Le député néo-démocrate Alexandre Boulerice, qui s'est dit «d'accord sur le fond» avec le principe de légaliser le cannabis, reproche lui aussi aux libéraux d'avoir fait la sourde oreille au nom d'un «échéancier artificiel» qui n'a selon lui aucune raison d'être.

«La date de juillet 2018 est absolument arbitraire. Il n'y a vraiment aucune raison de précipiter les choses», a-t-il tranché en mêlée de presse, accusant le gouvernement Trudeau d'avoir «empêché les parlementaires de faire le travail» en coupant court au débat en Chambre.

«C'est un sujet controversé, c'est un sujet de société sérieux. Je pense qu'on doit bien faire les choses. Là, on pile sur les pieds des provinces, on inquiète les forces policières», a tonné l'élu néo-démocrate dans le foyer des Communes peu avant le vote sur C-45.

Un conservateur défie la ligne de parti

Les libéraux n'avaient pas besoin de l'appui de l'opposition pour faire adopter C-45. La plateforme électorale libérale stipule que la ligne de parti s'applique dans le cas de mesures émanant de ladite plateforme - et la légalisation du cannabis fait partie de celles-là.

Mais en plus du soutien des troupes néo-démocrates, ils ont obtenu celui du député conservateur Scott Reid.

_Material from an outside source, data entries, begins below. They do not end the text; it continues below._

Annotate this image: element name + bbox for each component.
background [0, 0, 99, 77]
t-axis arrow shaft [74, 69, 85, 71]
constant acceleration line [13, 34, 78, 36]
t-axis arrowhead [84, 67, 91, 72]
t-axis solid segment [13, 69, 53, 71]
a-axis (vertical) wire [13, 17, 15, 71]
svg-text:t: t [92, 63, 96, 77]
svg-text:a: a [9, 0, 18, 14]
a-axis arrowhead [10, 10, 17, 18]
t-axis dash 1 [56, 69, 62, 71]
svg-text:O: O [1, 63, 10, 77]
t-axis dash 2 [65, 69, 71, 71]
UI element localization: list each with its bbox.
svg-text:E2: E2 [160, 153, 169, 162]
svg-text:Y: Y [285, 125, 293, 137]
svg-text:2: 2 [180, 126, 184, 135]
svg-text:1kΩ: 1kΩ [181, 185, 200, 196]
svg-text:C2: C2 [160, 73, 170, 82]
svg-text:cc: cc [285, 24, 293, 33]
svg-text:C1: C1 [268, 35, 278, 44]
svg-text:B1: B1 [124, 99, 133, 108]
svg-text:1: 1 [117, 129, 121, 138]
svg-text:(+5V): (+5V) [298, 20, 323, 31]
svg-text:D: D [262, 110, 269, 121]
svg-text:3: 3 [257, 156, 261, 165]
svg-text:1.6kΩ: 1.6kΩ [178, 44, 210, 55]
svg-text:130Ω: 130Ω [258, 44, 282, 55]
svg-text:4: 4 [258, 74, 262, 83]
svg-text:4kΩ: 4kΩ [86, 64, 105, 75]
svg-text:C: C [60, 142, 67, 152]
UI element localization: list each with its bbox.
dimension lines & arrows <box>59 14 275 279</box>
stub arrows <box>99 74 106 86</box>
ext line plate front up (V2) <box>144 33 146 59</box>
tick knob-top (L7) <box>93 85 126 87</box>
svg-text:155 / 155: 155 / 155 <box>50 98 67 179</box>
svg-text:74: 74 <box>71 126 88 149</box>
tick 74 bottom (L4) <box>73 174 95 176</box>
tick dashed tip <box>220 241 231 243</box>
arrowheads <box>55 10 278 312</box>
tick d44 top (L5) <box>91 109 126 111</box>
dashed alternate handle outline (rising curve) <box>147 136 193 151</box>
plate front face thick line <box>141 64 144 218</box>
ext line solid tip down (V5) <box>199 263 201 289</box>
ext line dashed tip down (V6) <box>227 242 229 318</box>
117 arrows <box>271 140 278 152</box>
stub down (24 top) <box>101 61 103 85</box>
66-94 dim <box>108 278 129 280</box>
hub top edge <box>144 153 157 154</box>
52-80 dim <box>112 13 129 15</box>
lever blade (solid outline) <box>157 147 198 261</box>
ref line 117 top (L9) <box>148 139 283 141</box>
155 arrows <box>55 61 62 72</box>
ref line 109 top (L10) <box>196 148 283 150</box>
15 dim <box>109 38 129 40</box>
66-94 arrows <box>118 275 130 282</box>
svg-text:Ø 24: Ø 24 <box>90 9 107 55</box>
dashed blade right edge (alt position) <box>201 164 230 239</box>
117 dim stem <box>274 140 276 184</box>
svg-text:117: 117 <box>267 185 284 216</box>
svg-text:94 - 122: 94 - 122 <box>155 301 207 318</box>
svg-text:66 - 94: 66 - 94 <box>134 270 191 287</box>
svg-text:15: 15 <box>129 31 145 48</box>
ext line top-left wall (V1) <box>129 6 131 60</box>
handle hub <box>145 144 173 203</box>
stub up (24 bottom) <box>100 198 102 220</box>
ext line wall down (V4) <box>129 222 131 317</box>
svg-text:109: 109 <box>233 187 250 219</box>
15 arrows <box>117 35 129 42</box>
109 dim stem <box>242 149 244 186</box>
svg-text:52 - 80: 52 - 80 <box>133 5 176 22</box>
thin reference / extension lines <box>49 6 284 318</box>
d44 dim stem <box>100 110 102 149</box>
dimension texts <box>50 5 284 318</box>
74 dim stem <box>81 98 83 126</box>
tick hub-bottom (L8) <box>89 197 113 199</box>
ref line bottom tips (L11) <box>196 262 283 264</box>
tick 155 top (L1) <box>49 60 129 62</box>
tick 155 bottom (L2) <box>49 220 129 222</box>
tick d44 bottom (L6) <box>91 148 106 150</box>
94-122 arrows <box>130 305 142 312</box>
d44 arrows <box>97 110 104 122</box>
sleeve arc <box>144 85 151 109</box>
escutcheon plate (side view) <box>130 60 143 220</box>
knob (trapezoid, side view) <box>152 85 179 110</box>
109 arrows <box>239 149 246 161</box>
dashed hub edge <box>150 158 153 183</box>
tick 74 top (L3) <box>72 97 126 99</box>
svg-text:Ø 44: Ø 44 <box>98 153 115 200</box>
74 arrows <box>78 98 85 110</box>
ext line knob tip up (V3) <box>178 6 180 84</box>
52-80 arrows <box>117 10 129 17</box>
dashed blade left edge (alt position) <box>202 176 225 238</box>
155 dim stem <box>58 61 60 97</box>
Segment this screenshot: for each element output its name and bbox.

L'élu a défié la ligne de son parti pour honorer la volonté exprimée par les commettants de sa circonscription dans un référendum.

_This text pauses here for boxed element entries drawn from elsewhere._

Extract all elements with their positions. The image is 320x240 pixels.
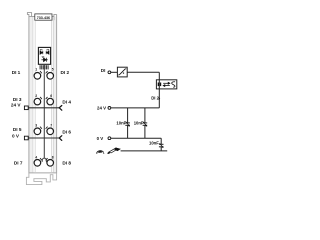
svg-text:10nF: 10nF bbox=[116, 120, 126, 125]
module body outline bbox=[29, 14, 57, 173]
DI terminal bbox=[108, 71, 111, 74]
LED right bbox=[46, 49, 49, 54]
svg-text:24 V: 24 V bbox=[11, 102, 22, 107]
fork symbol row3 bbox=[59, 136, 62, 141]
svg-text:2: 2 bbox=[35, 94, 37, 98]
svg-text:1: 1 bbox=[35, 67, 37, 71]
svg-text:6: 6 bbox=[50, 94, 52, 98]
svg-text:DI 2: DI 2 bbox=[61, 70, 70, 75]
DIN rail symbol bbox=[107, 152, 111, 155]
clamp circle 1 bbox=[34, 73, 41, 80]
LED box (optocoupler symbol) U1 bbox=[38, 47, 50, 64]
order number label box 733-436 bbox=[35, 14, 52, 20]
svg-text:DI 4: DI 4 bbox=[62, 100, 71, 105]
clamp circle 6 bbox=[47, 98, 54, 105]
clamp circle 8 bbox=[47, 160, 54, 167]
channel labels left bbox=[11, 70, 23, 166]
inner channel lines bbox=[33, 17, 54, 173]
svg-text:8: 8 bbox=[52, 156, 54, 160]
fork symbol row2 bbox=[59, 106, 62, 111]
svg-text:5: 5 bbox=[52, 67, 54, 71]
svg-text:0 V: 0 V bbox=[97, 136, 104, 141]
svg-text:DI 5: DI 5 bbox=[13, 127, 22, 132]
clamp slot ticks bbox=[40, 71, 47, 160]
earth / rail line bbox=[121, 150, 168, 152]
clamp circle 3 bbox=[34, 128, 41, 135]
24V rail bbox=[111, 107, 160, 109]
wire filter to corner bbox=[127, 71, 159, 73]
24V terminal bbox=[108, 107, 111, 110]
photodiode bbox=[41, 56, 47, 62]
svg-text:DI: DI bbox=[101, 68, 106, 73]
module side channel tint bbox=[29, 17, 33, 173]
wire end curl between clamps 4 and 8 bbox=[42, 158, 46, 162]
channel labels right bbox=[61, 70, 72, 165]
input filter box bbox=[117, 67, 127, 77]
clamp circle 4 bbox=[34, 160, 41, 167]
0V terminal bbox=[108, 137, 111, 140]
0V rail bbox=[111, 137, 161, 139]
24V feed line through module bbox=[24, 106, 28, 110]
svg-text:10nF: 10nF bbox=[149, 140, 159, 145]
clamp circle 2 bbox=[34, 98, 41, 105]
LED left bbox=[40, 49, 43, 54]
svg-text:0 V: 0 V bbox=[12, 134, 20, 139]
clamp numbers bbox=[35, 67, 53, 159]
clamp circle 5 bbox=[47, 73, 54, 80]
0V feed line through module bbox=[24, 136, 28, 140]
module latch tab top-left bbox=[27, 13, 31, 17]
svg-text:3: 3 bbox=[35, 123, 37, 127]
svg-text:7: 7 bbox=[50, 123, 52, 127]
module tab top-right bbox=[54, 14, 57, 20]
center internal wire bbox=[43, 64, 45, 158]
capacitor C3 10nF bbox=[159, 138, 164, 151]
DIN rail foot outline bbox=[26, 173, 56, 185]
clamp circle 7 bbox=[47, 128, 54, 135]
svg-text:733-436: 733-436 bbox=[37, 16, 50, 20]
rail contact icon bbox=[97, 151, 104, 153]
svg-text:DI 2: DI 2 bbox=[151, 96, 159, 101]
capacitor C2 10nF bbox=[143, 108, 148, 138]
wire DI to filter bbox=[111, 71, 118, 73]
capacitor C1 10nF bbox=[125, 108, 130, 138]
svg-text:4: 4 bbox=[35, 156, 37, 160]
svg-text:DI 7: DI 7 bbox=[14, 160, 23, 165]
svg-text:10nF: 10nF bbox=[134, 120, 144, 125]
svg-text:DI 6: DI 6 bbox=[62, 129, 71, 134]
svg-text:DI 8: DI 8 bbox=[62, 161, 71, 166]
svg-text:DI 3: DI 3 bbox=[13, 97, 22, 102]
svg-text:DI 1: DI 1 bbox=[12, 70, 21, 75]
svg-text:24 V: 24 V bbox=[97, 106, 106, 111]
wire down to 24V rail bbox=[158, 72, 160, 108]
connector finger hatch block bbox=[40, 65, 48, 69]
electronics / bus interface box bbox=[156, 80, 176, 89]
bus box internal symbols bbox=[158, 83, 159, 87]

Le député ontarien, personnellement en faveur de la légalisation du cannabis, avait appuyé le projet de loi C-45 en deuxième lecture, mais avait remis son vote final entre les mains des électeurs de sa circonscription Lanark-Frontenac-Kingston.

Il avait annoncé sur son compte Twitter que le oui l'avait emporté sur le non à 55 pour cent contre 44 pour cent, écrivant que C-45 avait selon lui «des lacunes significatives» et qu'il appuierait donc une motion (conservatrice) «demandant un renvoi au comité pour étude plus approfondie».

Les élus conservateurs qui siègent au comité permanent de la santé de la Chambre des communes n'avaient proposé aucun amendement lors de l'étude intensive de la mesure législative, en septembre dernier.

«Le travail des conservateurs là-dessus est assez étrange et assez paradoxal, mais je vais les laisser s'expliquer sur leur stratégie», a commenté Alexandre Boulerice lorsqu'on lui a demandé s'il percevait une incohérence entre les paroles et les gestes du Parti conservateur dans ce dossier.